Why? Because since the time of the fall of man, every son born through ordinary generation has been in the image of fallen Adam (cf. Gen 5.1ff.), and, thus, standing in need of salvation from sin’s corruption and guilt. If Jesus had been fathered by a son of Adam, he would have inherited the corruption of Adam. He would have been unclean.

The transmission of this uncleanness, this death is clear from the laws laid out in Leviticus 15. Emissions from the body, male or female, made that person unclean, anyone who came into contact with that person unclean, and just about anything that person touched unclean.
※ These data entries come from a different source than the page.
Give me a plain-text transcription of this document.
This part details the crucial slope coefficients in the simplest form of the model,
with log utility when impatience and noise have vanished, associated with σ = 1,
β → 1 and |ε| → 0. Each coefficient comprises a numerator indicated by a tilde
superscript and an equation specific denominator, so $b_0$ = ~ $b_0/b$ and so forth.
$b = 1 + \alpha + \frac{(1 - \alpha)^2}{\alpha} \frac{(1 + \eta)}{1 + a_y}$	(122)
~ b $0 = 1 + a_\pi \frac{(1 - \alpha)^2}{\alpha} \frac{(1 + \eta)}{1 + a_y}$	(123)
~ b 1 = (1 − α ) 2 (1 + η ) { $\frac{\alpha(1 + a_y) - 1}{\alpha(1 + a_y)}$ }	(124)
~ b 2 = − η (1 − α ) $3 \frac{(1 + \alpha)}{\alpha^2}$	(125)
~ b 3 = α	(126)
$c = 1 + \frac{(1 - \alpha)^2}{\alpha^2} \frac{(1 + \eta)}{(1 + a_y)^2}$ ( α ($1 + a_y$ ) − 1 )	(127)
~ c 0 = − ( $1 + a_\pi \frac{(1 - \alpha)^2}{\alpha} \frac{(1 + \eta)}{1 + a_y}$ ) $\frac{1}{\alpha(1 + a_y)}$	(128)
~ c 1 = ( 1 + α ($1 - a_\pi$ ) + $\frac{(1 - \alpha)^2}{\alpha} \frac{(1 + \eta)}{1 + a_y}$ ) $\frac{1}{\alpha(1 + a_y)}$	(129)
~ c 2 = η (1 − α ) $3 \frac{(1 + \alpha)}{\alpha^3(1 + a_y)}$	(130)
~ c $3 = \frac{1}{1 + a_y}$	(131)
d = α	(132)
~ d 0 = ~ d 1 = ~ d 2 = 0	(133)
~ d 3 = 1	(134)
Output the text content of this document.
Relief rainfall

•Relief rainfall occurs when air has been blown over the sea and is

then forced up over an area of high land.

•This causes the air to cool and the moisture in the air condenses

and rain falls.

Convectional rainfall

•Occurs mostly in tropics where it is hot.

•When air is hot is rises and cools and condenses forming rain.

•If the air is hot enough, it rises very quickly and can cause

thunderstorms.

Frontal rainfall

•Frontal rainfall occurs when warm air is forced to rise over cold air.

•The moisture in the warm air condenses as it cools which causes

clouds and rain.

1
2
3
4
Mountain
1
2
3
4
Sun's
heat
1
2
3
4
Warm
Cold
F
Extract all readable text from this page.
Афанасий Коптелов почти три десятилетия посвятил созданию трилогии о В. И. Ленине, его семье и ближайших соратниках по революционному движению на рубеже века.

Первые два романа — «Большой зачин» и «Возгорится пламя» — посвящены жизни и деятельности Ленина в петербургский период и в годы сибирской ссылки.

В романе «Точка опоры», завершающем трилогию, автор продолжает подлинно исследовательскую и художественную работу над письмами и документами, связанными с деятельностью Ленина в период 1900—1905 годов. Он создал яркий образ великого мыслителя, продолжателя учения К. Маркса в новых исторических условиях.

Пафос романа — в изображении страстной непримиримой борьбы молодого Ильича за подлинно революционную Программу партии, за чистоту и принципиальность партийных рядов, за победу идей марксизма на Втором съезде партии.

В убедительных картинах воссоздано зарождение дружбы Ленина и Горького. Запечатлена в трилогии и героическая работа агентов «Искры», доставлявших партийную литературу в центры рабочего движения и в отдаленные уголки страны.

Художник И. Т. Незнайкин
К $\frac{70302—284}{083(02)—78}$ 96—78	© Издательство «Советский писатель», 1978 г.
Death spreads in the old creation, just like Paul says in Romans 5.12. Death resides in each of us and is exposed and passes to others through these emissions before the time of Christ.

In the ordinary process of conception, the male makes himself and the female unclean. He spreads the corruption of death. God’s people under law are reminded every time corruption takes place and they must go through cleansing rituals, that death reigns in the world. All of their offspring, all of their seed, are corrupted by death.

In order for Jesus to be the sacrifice for our sins, he himself couldn’t be just another one of us, corrupted by sin. He would have had to have had died for his own sins and could not have been our substitute.

The virgin conception of Jesus is vital to our salvation from sin. Because Jesus is not fathered by a son of Adam, he will not be in the corrupted image of Adam. He will be the image of his heavenly Father: without spot or blemish. As such he can be the lamb of God who takes away the sin of the world. If Jesus was not so conceived, then we are still in our sins.

As he is conceived, so we are conceived anew in him. The Holy Spirit abides in and continues to overshadow the virgin bride of Christ to conceive children who are new creation.